Cord blood preservation

What Is Cord Blood Preservation?
Research has revealed that umbilical cord blood, traditionally discarded at birth, contains special cells called stem cells, which can now be used in the treatment of over 45 life-threatening diseases. Cord blood banking allows you to preserve these stem cells for your family's future use if the need arises.

What Is Cord Blood?
Cord blood is the blood that remains in the umbilical cord after your baby is born. It is a unique substance, which, like bone marrow, is rich in stem cells. Stem cells are the building blocks of the blood and immune system and potentially the nervous system; skin and bone tissue; and the heart, pancreas and other central body tissues. Stem cells divide to create:

  • Red blood cells, which carry oxygen to the brain
  • White blood cells, used in the body's immune system
  • Platelets, which help blood clotting

Cord blood stem cells are used in treatments for certain cancers, such as leukemia, and immune and genetic disorders. It provides a readily available source of stem cells for transplantation in many situations where bone marrow is considered. You have one opportunity to preserve your baby's cord blood; at the time of birth. The collection process, done after your baby is born, takes two to four minutes and is easy, painless and non-invasive.

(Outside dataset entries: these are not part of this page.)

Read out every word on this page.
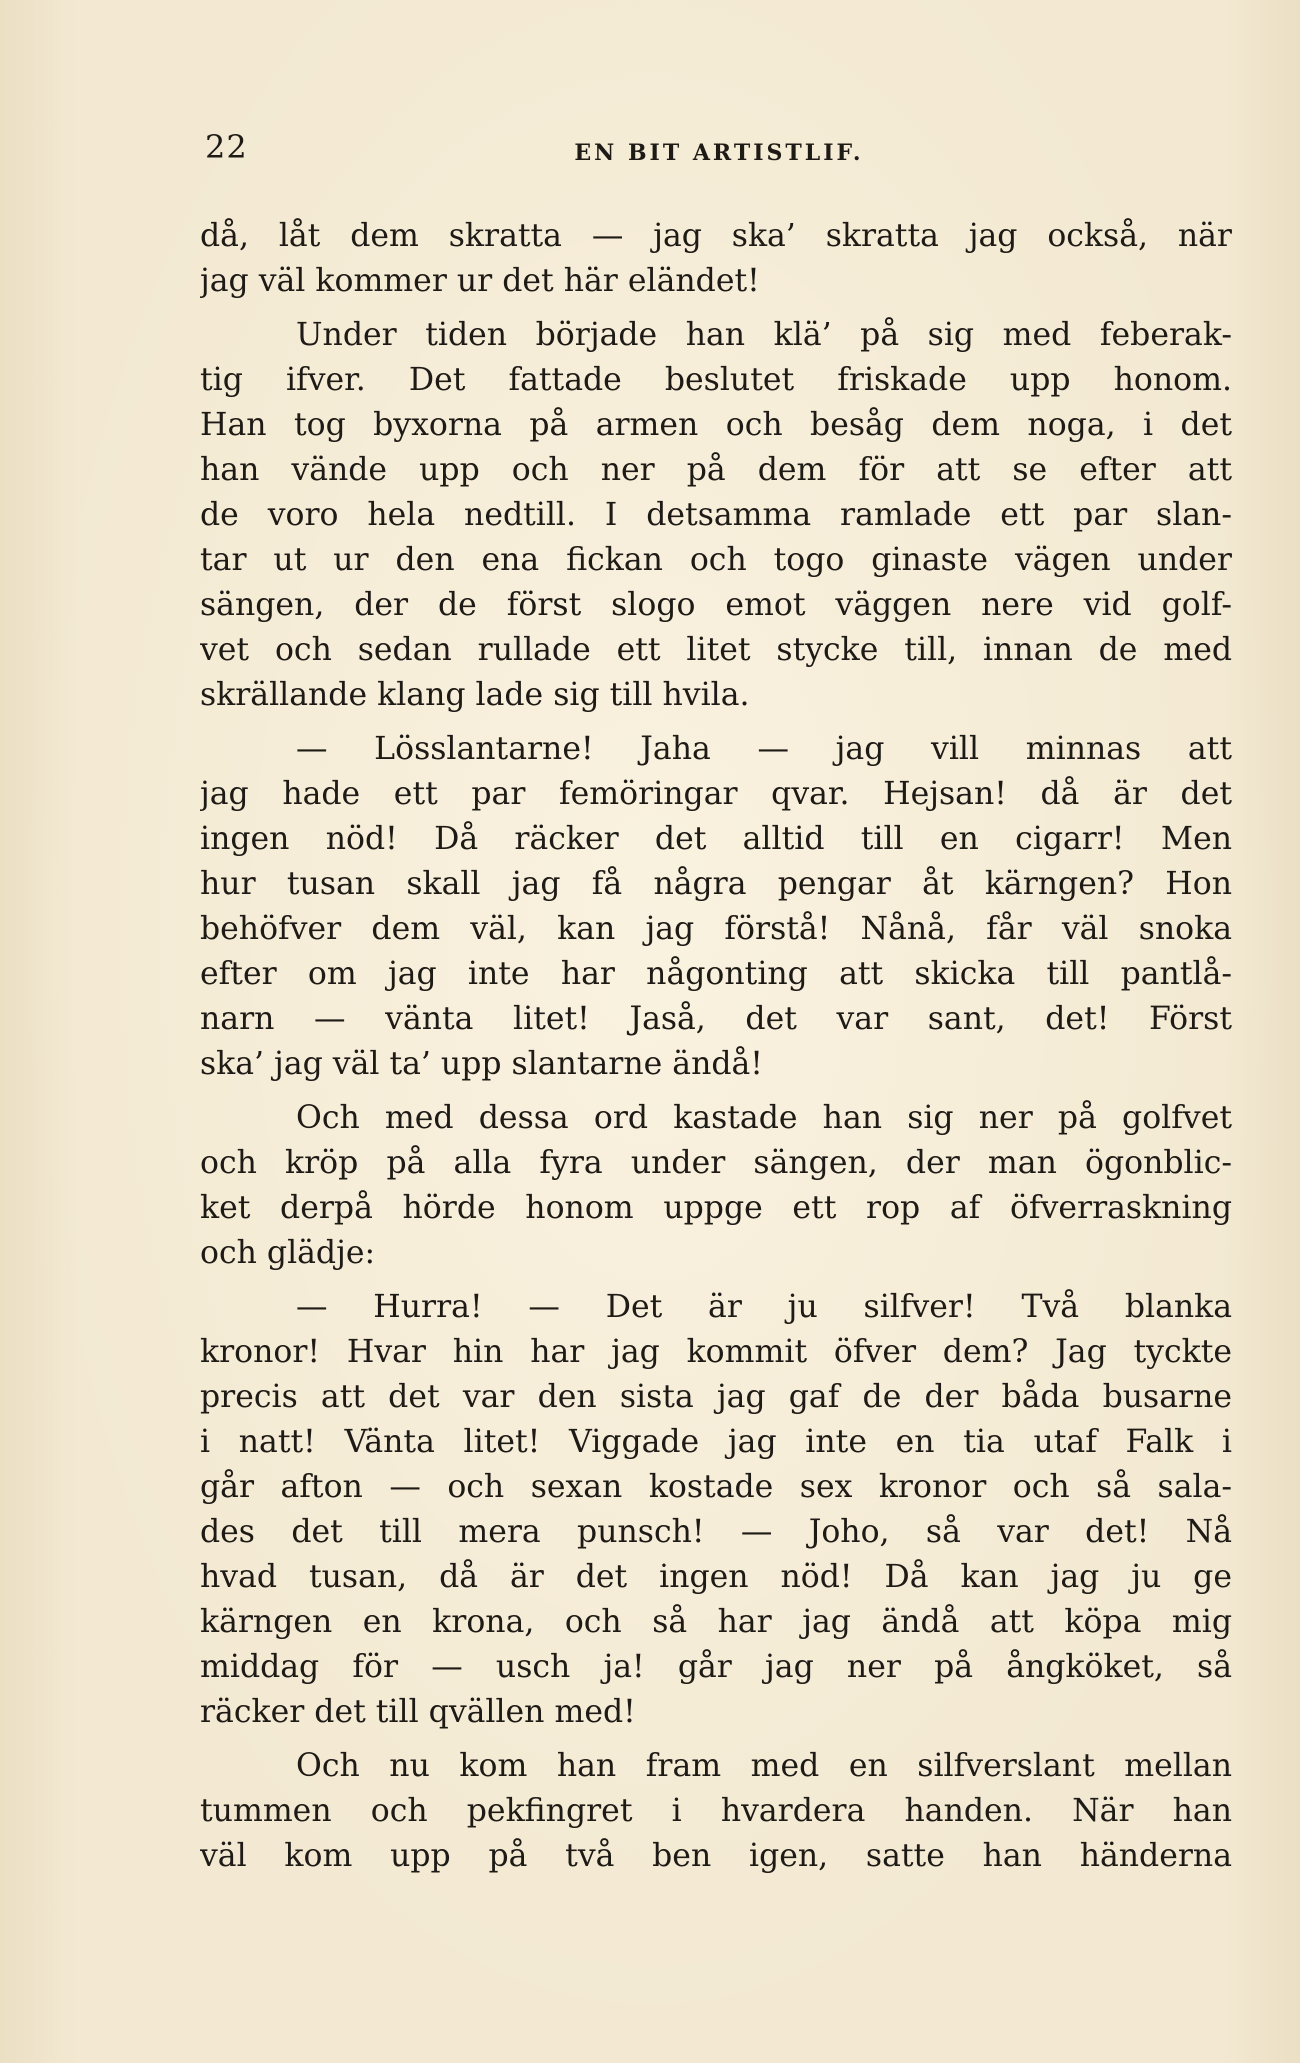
22	EN BIT ARTISTLIF.
då, låt dem skratta — jag ska’ skratta jag också, när
jag väl kommer ur det här eländet!
Under tiden började han klä’ på sig med feberak-
tig ifver. Det fattade beslutet friskade upp honom.
Han tog byxorna på armen och besåg dem noga, i det
han vände upp och ner på dem för att se efter att
de voro hela nedtill. I detsamma ramlade ett par slan-
tar ut ur den ena fickan och togo ginaste vägen under
sängen, der de först slogo emot väggen nere vid golf-
vet och sedan rullade ett litet stycke till, innan de med
skrällande klang lade sig till hvila.
— Lösslantarne! Jaha — jag vill minnas att
jag hade ett par femöringar qvar. Hejsan! då är det
ingen nöd! Då räcker det alltid till en cigarr! Men
hur tusan skall jag få några pengar åt kärngen? Hon
behöfver dem väl, kan jag förstå! Nånå, får väl snoka
efter om jag inte har någonting att skicka till pantlå-
narn — vänta litet! Jaså, det var sant, det! Först
ska’ jag väl ta’ upp slantarne ändå!
Och med dessa ord kastade han sig ner på golfvet
och kröp på alla fyra under sängen, der man ögonblic-
ket derpå hörde honom uppge ett rop af öfverraskning
och glädje:
— Hurra! — Det är ju silfver! Två blanka
kronor! Hvar hin har jag kommit öfver dem? Jag tyckte
precis att det var den sista jag gaf de der båda busarne
i natt! Vänta litet! Viggade jag inte en tia utaf Falk i
går afton — och sexan kostade sex kronor och så sala-
des det till mera punsch! — Joho, så var det! Nå
hvad tusan, då är det ingen nöd! Då kan jag ju ge
kärngen en krona, och så har jag ändå att köpa mig
middag för — usch ja! går jag ner på ångköket, så
räcker det till qvällen med!
Och nu kom han fram med en silfverslant mellan
tummen och pekfingret i hvardera handen. När han
väl kom upp på två ben igen, satte han händerna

Cord blood research is continually being conducted to understand its full potential in stem cell transplantation.

More opportunities are being discovered every year but, since each case is different, there is no guarantee that a cord blood transplant will be an appropriate treatment therapy or that it will provide a cure.

Why Preserve Cord Blood
Umbilical cord blood is a source of stem cells that can be used to treat over 45 malignant and non-malignant diseases including certain cancers, such as leukemia, and immune and genetic disorders. Preserving cord blood is a very simple and painless procedure, but it must be done at birth.

Other sources of stem cells include bone marrow and peripheral blood, however there are a number of benefits to using cord blood stem cells:

  • There is no risk involved in the collection of cord blood.
  • Cord blood is much easier to collect and harvest without the risks of general anesthesia required to harvest bone marrow.
  • Cord blood is readily available when needed (if collected and stored at birth).
  • Cord blood is often more compatible when used in transplants, especially when it is used within the family, creating less chance of rejection.
  • Cord blood has lower procurement costs compared with peripheral blood or bone marrow harvesting.
  • Cord blood has demonstrated broader potential clinical applications in initial studies for improving neural repair and bone and tissue growth.

How Is Cord Blood Preserved?
In order to preserve your child's cord blood, it first must be collected and subsequently stored. Once the blood is collected, it is stored at a long-term storage facility.

There are several different processes available for collecting and storing your baby's cord blood. The collection process itself is easy and painless, and does not interfere with the delivery or subsequent care for your newborn and yourself. Here's how it works:

  • When your baby is delivered, the umbilical cord is clamped and cut. Your baby is then removed from the birthing area prior to commencing the collection.
  • Next, before the placenta is delivered, your obstetrician or midwife cleans a four- to eight-inch area of umbilical cord with antiseptic solution and inserts the blood bag needle into the umbilical vein. The blood flows into the bag by gravity, until it stops, after which the collection is complete. The blood bag is clamped, sealed and labeled. The collection typically takes two to four minutes. Two tubes of maternal blood are also drawn.